“You didn’t like me either?” Her turn to be surprised.
“You were the best looking woman in the neighborhood. No, I wasn’t crazy about you. And remember a couple of years ago when you tried your hardest to make me throw up while I was learning to clean and skin rabbits.”
“Why’d you want to learn that, anyway?” she asked.
“Blood, guts, worms… . I just figured, `There she goes again, sticking her nose where it don’t belong.
Well, let her have it!”’
“I wanted to know that I could do that— handle a dead animal, skin it, butcher it, treat its hide to make leather. I wanted to know how to do it, and that I could do it without getting sick.”
“Why?”
“Because I thought someday I might have to. And we might out here. Same reason I put together an emergency pack and kept it where I could grab it.”
“I wondered about that— about you having all that stuff from home, I mean. At first I thought maybe you got it all when you went back. But no, you were ready for all the trouble. You saw it coming.”
“No.” I shook my head, remembering. “No one could have been ready for that. But… . I thought something would happen someday. I didn’t know how bad it would be or when it would come. But everything was getting worse: the climate, the economy, crime, drugs, you know. I didn’t believe we would be allowed to sit behind our walls, looking clean and fat and rich to the hungry, thirsty, homeless, jobless, filthy people outside.”
She turned again and lay on her back, staring upward at the stars. “I should have seen some of that stuff,” she said. “But I didn’t. Those big walls.
And everybody had a gun. There were guards every night. I thought… . I thought we were so strong.”
I put my notebook and pen down, sat on my sleepsack, and put my own pillowcased bundle behind me. Mine was lumpy and uncomfortable to lean on. I wanted it uncomfortable. I was tired.
Everything ached. Given a little comfort, I would fall asleep.
The sun was down now, and our fire had gone out except for a few glowing coals. I drew the gun and held it in my lap. If I needed it at all, I would need it fast. We weren’t strong enough to survive slowness or stupid mistakes.
I sat where I was for three weary, terrifying hours.
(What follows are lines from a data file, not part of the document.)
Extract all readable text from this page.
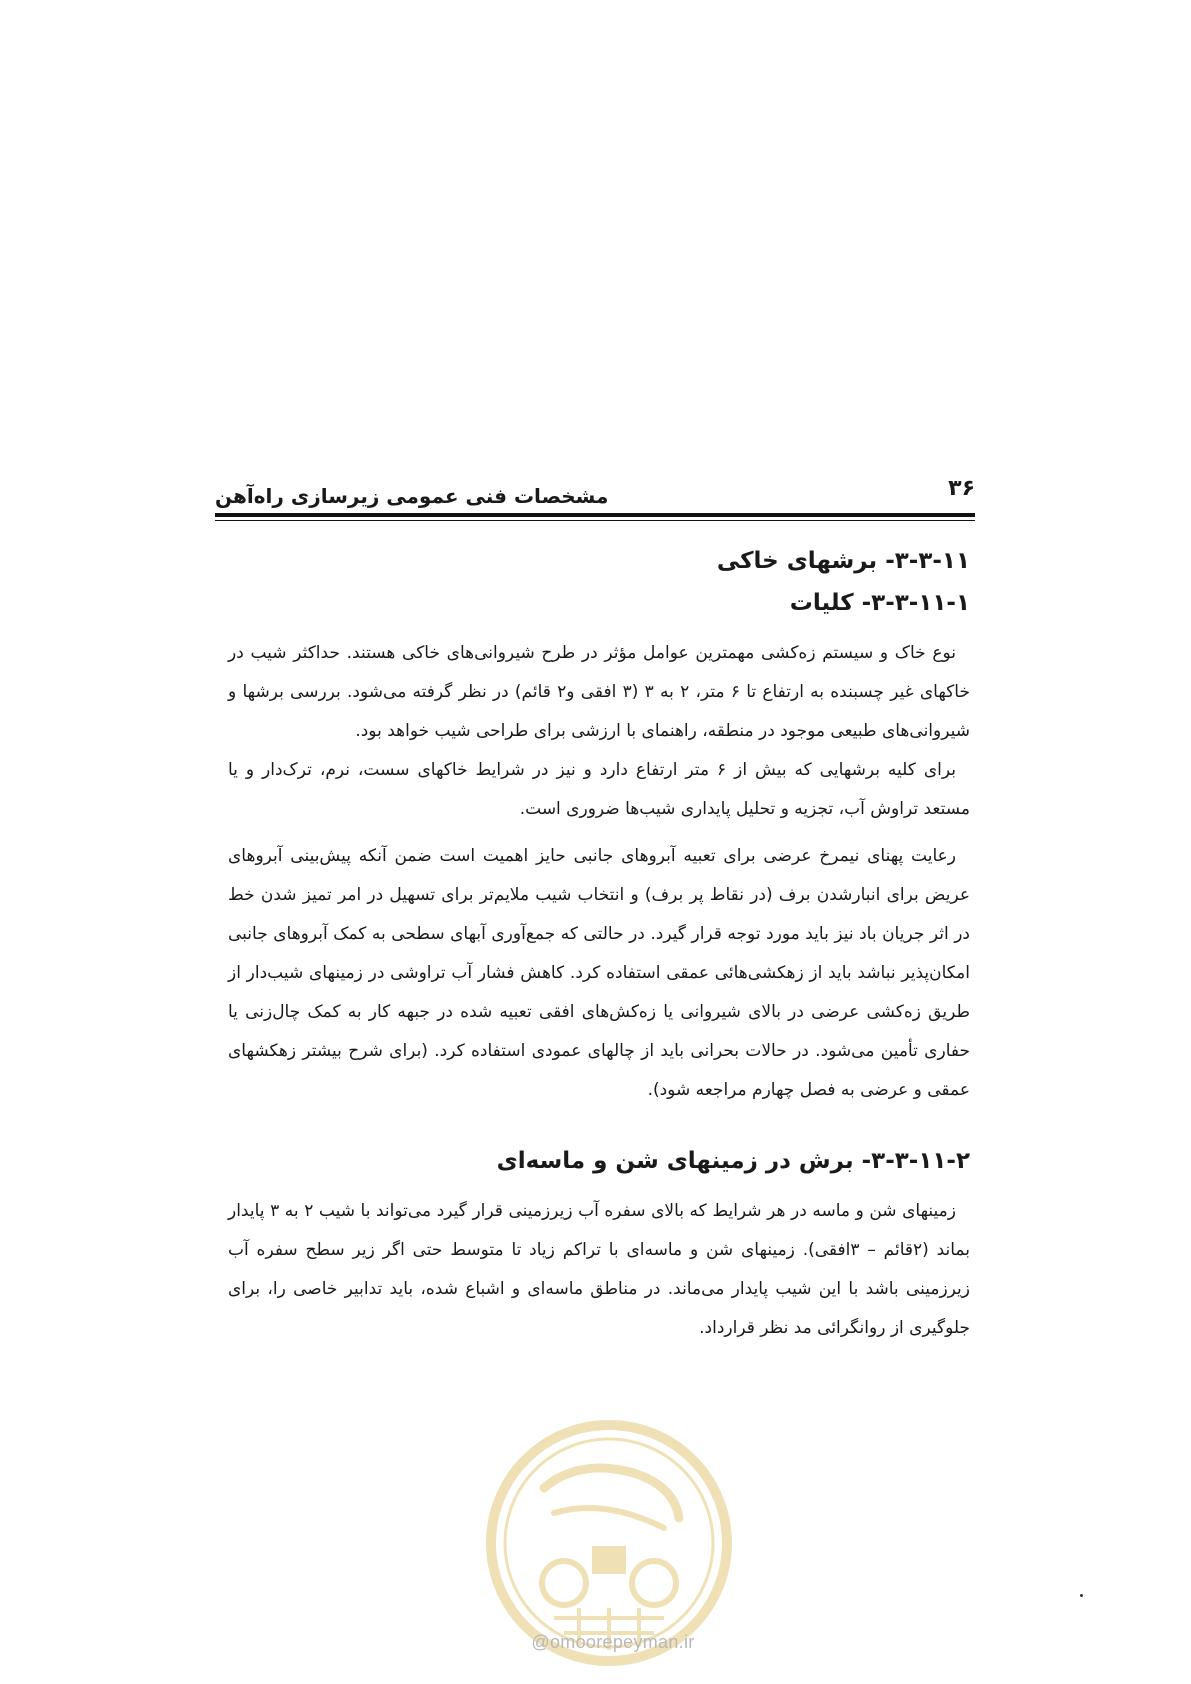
۳۶
مشخصات فنی عمومی زیرسازی راه‌آهن
۳-۳-۱۱- برشهای خاکی
۳-۳-۱۱-۱- کلیات

نوع خاک و سیستم زه‌کشی مهمترین عوامل مؤثر در طرح شیروانی‌های خاکی هستند. حداکثر شیب در خاکهای غیر چسبنده به ارتفاع تا ۶ متر، ۲ به ۳ (۳ افقی و۲ قائم) در نظر گرفته می‌شود. بررسی برشها و شیروانی‌های طبیعی موجود در منطقه، راهنمای با ارزشی برای طراحی شیب خواهد بود.

برای کلیه برشهایی که بیش از ۶ متر ارتفاع دارد و نیز در شرایط خاکهای سست، نرم، ترک‌دار و یا مستعد تراوش آب، تجزیه و تحلیل پایداری شیب‌ها ضروری است.

رعایت پهنای نیمرخ عرضی برای تعبیه آبروهای جانبی حایز اهمیت است ضمن آنکه پیش‌بینی آبروهای عریض برای انبارشدن برف (در نقاط پر برف) و انتخاب شیب ملایم‌تر برای تسهیل در امر تمیز شدن خط در اثر جریان باد نیز باید مورد توجه قرار گیرد. در حالتی که جمع‌آوری آبهای سطحی به کمک آبروهای جانبی امکان‌پذیر نباشد باید از زهکشی‌هائی عمقی استفاده کرد. کاهش فشار آب تراوشی در زمینهای شیب‌دار از طریق زه‌کشی عرضی در بالای شیروانی یا زه‌کش‌های افقی تعبیه شده در جبهه کار به کمک چال‌زنی یا حفاری تأمین می‌شود. در حالات بحرانی باید از چالهای عمودی استفاده کرد. (برای شرح بیشتر زهکشهای عمقی و عرضی به فصل چهارم مراجعه شود).

۳-۳-۱۱-۲- برش در زمینهای شن و ماسه‌ای

زمینهای شن و ماسه در هر شرایط که بالای سفره آب زیرزمینی قرار گیرد می‌تواند با شیب ۲ به ۳ پایدار بماند (۲قائم – ۳افقی). زمینهای شن و ماسه‌ای با تراکم زیاد تا متوسط حتی اگر زیر سطح سفره آب زیرزمینی باشد با این شیب پایدار می‌ماند. در مناطق ماسه‌ای و اشباع شده، باید تدابیر خاصی را، برای جلوگیری از روانگرائی مد نظر قرارداد.

@omoorepeyman.ir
Nothing happened to me, but I could see and hear things happening. There were people moving around the hills, sometimes silhouetting themselves against the sky as they ran or walked over the tops of hills. I saw groups and individuals. Twice I saw dogs, distant, but alarming. I heard a lot of gunfire-individual shots and short bursts of automatic weapons fire. That last and the dogs worried me, scared me. A pistol would be no protection against a machine gun or automatic rifle. And dogs might not know enough to be afraid of guns. Would a pack keep coming if I shot two or three of its members? I sat in a cold sweat, longing for walls— or at least for another magazine or two for the gun.
It was nearly midnight when I woke Harry, gave him the gun and the watch, and made him as uncomfortable as I could by warning him about the dogs, the gunfire, and the many people who wandered around at night. He did look awake and alert enough when I lay down.
I fell asleep at once. Aching and exhausted, I found the hard ground as welcoming as my bed at home.
A shout awoke me. Then I heard gunfire— several single shots, thunderous and nearby. Harry?
Something fell across me before I could get out of my sleepsack— something big and heavy. It knocked the breath out of me. I struggled to get it off me, knowing that it was a human body, dead or unconscious. As I pushed at it and felt its heavy beard stubble and long hair, I realized it was a man, and not Harry. Some stranger.
I heard scrambling and thrashing near me. There were grunts and sounds of blows. A fight. I could see them in the darkness— two figures struggling on the ground. The one on the bottom was Harry.
He was fighting someone over the gun, and he was losing. The muzzle was being forced toward him.
That couldn’t happen. We couldn’t lose the gun or Harry. I took a small granite boulder from our fire pit, set my teeth,and brought it down with all my strength on the back of the intruder’s head. And I brought myself down.
It wasn’t the worst pain I had ever shared, but it came close. I was worthless after delivering that one blow. I think I was unconscious for a while.
Then Zahra appeared from somewhere, feeling me, trying to see me. She wouldn’t find a wound, of course.
I sat up, fending her off, and saw that Harry was there too.
“Are they dead?” I asked.
“Never mind them,” he said. “Are you all right?”
I got up, swaying from the residual shock of the blow. I felt sick and dizzy, and my head hurt. A few days before, Harry had made me feel that way and we’d both recovered. Did that mean the man I’d hit would recover?
I checked him. He was still alive, unconscious, not feeling any pain now. What I was feeling was my own reaction to the blow I’d struck.
“The other one’s dead,” Harry said. “This one… .
Well, you caved in the back of his head. I don’t know why he’s still alive.”
“Oh, no,” I whispered. “Oh hell.” And then to Harry.
“Give me the gun.”
“Why?” he asked.
My fingers had found the blood and broken skull, soft and pulpy at the back of the stranger’s head.